Input: ([10, 1, 2, 4, 7, 2], 5)

Expected Output: 4

Explanation: One longest valid subarray is [2, 4, 7, 2].

Input: ([4, 2, 2, 2, 4, 4, 2, 2], 0)

Expected Output: 3

Explanation: With limit 0, all values in the window must be equal.

Input: ([], 3)

Expected Output: 0

Explanation: Empty input has no subarrays.

Hints

  1. Use a sliding window and expand the right boundary one step at a time.
  2. To query the current window maximum and minimum efficiently, maintain two monotonic deques.

Part 7: BFS Shortest Path in 1D

You are given a 1D line of positions 0 to N-1, some blocked positions, a start position s, and a target position t.
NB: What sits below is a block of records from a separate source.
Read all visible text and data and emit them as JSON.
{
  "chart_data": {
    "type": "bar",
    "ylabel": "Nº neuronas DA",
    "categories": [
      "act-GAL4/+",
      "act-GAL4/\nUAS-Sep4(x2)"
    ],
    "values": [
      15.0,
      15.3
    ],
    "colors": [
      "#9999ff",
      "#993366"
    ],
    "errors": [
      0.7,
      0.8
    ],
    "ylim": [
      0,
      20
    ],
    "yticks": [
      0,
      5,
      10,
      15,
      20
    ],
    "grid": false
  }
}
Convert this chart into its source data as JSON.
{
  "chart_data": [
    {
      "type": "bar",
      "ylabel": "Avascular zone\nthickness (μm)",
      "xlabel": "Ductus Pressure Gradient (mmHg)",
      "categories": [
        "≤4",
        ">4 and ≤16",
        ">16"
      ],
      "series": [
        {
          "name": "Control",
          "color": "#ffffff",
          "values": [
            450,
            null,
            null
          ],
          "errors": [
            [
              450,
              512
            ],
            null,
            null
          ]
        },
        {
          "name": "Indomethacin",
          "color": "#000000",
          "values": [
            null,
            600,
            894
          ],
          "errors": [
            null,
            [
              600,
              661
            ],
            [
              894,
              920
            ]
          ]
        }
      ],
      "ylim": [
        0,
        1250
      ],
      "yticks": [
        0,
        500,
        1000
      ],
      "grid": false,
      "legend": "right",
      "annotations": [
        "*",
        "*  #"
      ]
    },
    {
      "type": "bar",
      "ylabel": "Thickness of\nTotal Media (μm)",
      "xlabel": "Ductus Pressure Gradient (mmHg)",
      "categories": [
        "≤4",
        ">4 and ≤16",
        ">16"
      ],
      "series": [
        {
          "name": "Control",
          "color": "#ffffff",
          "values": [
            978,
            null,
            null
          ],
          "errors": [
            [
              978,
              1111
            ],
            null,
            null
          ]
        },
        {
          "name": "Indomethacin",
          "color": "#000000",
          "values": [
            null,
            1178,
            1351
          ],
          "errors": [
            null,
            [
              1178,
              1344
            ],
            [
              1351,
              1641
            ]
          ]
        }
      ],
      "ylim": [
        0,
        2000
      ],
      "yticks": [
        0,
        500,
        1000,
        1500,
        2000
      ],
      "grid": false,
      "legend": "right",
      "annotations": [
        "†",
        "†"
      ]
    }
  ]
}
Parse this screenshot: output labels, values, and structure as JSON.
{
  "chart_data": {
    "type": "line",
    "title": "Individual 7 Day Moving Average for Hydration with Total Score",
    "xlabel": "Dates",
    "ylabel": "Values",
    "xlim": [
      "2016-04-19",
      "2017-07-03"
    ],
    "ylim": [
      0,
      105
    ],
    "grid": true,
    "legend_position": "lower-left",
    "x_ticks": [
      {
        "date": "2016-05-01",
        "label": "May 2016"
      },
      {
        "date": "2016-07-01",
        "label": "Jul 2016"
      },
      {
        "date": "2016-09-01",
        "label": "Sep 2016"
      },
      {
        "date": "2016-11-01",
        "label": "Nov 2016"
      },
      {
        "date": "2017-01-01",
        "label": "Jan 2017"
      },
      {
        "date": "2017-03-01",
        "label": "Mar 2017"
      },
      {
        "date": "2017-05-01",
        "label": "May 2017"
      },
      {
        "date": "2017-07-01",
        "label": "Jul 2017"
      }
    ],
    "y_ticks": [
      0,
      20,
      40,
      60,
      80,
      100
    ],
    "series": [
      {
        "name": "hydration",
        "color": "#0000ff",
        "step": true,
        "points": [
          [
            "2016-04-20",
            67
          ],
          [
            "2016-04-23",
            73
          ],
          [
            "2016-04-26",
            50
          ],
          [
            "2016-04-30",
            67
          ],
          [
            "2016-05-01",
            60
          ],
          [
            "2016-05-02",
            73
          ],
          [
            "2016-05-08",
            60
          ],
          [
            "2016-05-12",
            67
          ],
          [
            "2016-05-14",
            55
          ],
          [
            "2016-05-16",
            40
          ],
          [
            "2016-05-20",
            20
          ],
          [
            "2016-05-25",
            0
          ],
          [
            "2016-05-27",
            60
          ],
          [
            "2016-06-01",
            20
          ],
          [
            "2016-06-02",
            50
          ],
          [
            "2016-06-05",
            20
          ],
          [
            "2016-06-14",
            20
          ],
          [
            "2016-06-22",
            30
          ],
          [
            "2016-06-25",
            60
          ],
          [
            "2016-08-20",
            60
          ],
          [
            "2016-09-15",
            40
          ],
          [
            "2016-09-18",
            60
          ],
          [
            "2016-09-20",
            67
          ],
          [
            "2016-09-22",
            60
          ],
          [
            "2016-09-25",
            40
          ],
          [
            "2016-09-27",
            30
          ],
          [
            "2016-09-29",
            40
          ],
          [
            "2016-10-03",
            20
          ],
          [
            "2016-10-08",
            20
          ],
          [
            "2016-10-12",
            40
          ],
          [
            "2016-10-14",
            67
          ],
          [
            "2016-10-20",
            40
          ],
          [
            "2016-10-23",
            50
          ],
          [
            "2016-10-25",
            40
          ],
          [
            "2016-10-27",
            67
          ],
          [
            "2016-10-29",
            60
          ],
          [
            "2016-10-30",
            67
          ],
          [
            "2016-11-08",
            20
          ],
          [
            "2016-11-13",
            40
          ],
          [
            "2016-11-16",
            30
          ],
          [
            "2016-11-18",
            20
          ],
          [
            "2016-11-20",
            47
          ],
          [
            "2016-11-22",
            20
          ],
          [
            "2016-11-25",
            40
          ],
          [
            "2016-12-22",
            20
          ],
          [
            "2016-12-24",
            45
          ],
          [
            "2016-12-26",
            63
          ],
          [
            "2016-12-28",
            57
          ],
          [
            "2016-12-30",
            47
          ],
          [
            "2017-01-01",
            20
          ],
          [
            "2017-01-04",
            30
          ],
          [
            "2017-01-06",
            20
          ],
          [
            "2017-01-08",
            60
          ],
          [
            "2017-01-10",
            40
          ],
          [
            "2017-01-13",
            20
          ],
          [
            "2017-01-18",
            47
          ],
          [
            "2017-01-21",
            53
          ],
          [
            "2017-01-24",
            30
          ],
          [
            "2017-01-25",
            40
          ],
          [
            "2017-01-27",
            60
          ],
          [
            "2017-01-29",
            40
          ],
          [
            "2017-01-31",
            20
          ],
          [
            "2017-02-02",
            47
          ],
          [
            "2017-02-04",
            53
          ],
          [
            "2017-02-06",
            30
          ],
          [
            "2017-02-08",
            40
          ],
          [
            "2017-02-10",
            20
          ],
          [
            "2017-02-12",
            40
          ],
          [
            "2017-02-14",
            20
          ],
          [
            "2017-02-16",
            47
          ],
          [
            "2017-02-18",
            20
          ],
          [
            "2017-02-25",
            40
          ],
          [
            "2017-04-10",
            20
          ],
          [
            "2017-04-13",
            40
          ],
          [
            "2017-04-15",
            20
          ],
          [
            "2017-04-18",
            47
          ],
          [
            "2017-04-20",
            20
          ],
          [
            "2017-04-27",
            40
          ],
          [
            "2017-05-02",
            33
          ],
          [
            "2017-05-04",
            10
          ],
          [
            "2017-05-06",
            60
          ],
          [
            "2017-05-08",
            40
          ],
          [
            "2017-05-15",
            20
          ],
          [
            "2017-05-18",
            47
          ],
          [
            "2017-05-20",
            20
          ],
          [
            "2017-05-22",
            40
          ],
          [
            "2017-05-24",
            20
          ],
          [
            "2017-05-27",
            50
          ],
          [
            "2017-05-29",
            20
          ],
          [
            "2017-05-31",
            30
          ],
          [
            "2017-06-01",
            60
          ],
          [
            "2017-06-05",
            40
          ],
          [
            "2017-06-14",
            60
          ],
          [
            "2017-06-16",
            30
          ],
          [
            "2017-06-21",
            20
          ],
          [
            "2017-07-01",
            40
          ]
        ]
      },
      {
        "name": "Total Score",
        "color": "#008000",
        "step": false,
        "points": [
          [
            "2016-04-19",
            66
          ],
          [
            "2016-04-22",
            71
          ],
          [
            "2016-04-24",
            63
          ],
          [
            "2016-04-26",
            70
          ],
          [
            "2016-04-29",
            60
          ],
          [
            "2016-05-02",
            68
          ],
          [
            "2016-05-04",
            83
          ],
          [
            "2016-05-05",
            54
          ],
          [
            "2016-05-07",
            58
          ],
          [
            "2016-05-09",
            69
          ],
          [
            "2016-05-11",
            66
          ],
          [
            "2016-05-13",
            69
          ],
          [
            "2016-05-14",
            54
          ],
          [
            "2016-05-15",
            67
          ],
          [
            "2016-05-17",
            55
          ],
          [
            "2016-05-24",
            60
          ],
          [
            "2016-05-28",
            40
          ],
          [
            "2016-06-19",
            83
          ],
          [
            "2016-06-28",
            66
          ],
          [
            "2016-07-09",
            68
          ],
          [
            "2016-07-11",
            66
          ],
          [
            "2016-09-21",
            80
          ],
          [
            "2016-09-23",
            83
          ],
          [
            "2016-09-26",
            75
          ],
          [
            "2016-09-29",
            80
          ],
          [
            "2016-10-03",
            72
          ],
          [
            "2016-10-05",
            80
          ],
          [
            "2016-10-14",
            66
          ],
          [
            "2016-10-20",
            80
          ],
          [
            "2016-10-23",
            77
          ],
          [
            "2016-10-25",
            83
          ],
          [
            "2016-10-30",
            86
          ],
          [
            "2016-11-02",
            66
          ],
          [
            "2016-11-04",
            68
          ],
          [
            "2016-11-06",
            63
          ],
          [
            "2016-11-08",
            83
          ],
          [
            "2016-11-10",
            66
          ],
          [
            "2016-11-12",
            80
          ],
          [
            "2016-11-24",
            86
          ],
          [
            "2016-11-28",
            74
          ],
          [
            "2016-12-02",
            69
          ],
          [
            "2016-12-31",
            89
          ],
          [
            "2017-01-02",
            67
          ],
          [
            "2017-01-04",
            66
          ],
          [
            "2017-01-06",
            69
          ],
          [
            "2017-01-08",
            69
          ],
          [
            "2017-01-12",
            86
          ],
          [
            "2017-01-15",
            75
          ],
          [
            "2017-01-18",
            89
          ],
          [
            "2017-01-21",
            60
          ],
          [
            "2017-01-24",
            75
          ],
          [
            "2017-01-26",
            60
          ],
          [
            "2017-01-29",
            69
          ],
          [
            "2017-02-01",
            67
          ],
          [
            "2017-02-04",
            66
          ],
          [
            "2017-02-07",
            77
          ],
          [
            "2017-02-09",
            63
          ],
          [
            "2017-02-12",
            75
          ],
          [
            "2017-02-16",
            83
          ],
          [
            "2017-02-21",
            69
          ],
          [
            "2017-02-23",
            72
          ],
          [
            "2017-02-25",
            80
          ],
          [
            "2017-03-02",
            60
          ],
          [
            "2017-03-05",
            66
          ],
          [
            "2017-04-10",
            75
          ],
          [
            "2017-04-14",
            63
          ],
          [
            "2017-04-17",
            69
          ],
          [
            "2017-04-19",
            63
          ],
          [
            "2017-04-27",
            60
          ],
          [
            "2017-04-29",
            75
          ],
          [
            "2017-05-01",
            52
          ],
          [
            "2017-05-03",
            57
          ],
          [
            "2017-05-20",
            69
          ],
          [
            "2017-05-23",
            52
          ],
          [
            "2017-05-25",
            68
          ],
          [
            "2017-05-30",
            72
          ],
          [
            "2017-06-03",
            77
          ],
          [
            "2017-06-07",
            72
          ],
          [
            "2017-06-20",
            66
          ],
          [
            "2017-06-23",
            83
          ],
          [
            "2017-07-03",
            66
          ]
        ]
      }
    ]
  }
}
From position i, you may move to i-1 or i+1 if the next position is in bounds and not blocked. Return the minimum number of moves needed to reach t from s, or -1 if it is impossible.

Constraints

  • 1 <= N <= 200000
  • 0 <= s, t < N
  • Blocked positions are integers in the range [0, N-1]

Examples

Input: (5, [], 0, 4)

Expected Output: 4

Explanation: Move right four times.

Input: (7, [1, 5], 2, 4)

Expected Output: 2

Explanation: Path: 2 -> 3 -> 4.

Input: (5, [2], 0, 4)

Expected Output: -1

Explanation: Blocked position 2 splits the line into two disconnected parts.

Input: (1, [], 0, 0)

Expected Output: 0

Explanation: Start already equals target.

Hints

  1. This is an unweighted shortest-path problem, so breadth-first search is a natural fit.
  2. Each position should be visited at most once.

Part 8: BFS Shortest Path in 2D

You are given an R x C grid, a start cell, and a target cell. Open cells are marked with '.', blocked cells with '#'. You may move up, down, left, or right. Return the minimum number of moves from start to target, or -1 if unreachable.

Constraints

  • 1 <= R * C <= 200000
  • grid[r][c] is either '.' or '#'
  • Start and target coordinates are integer pairs

Examples

Input: (["...", ".#.", "..."], (0, 0), (2, 2))

Expected Output: 4

Explanation: A shortest path goes around the blocked center cell.

Input: ([".#.", "###", "..."], (0, 0), (2, 2))

Expected Output: -1

Explanation: The start cell cannot reach the lower rows.

Input: (["."], (0, 0), (0, 0))

Expected Output: 0

Explanation: Start already equals target.

Input: (["#."], (0, 0), (0, 1))

Expected Output: -1

Explanation: The start cell is blocked, so the path is invalid.

Hints

  1. Use BFS from the start cell because every move has equal cost.
  2. Before exploring neighbors, verify that a cell is in bounds, not blocked, and not visited.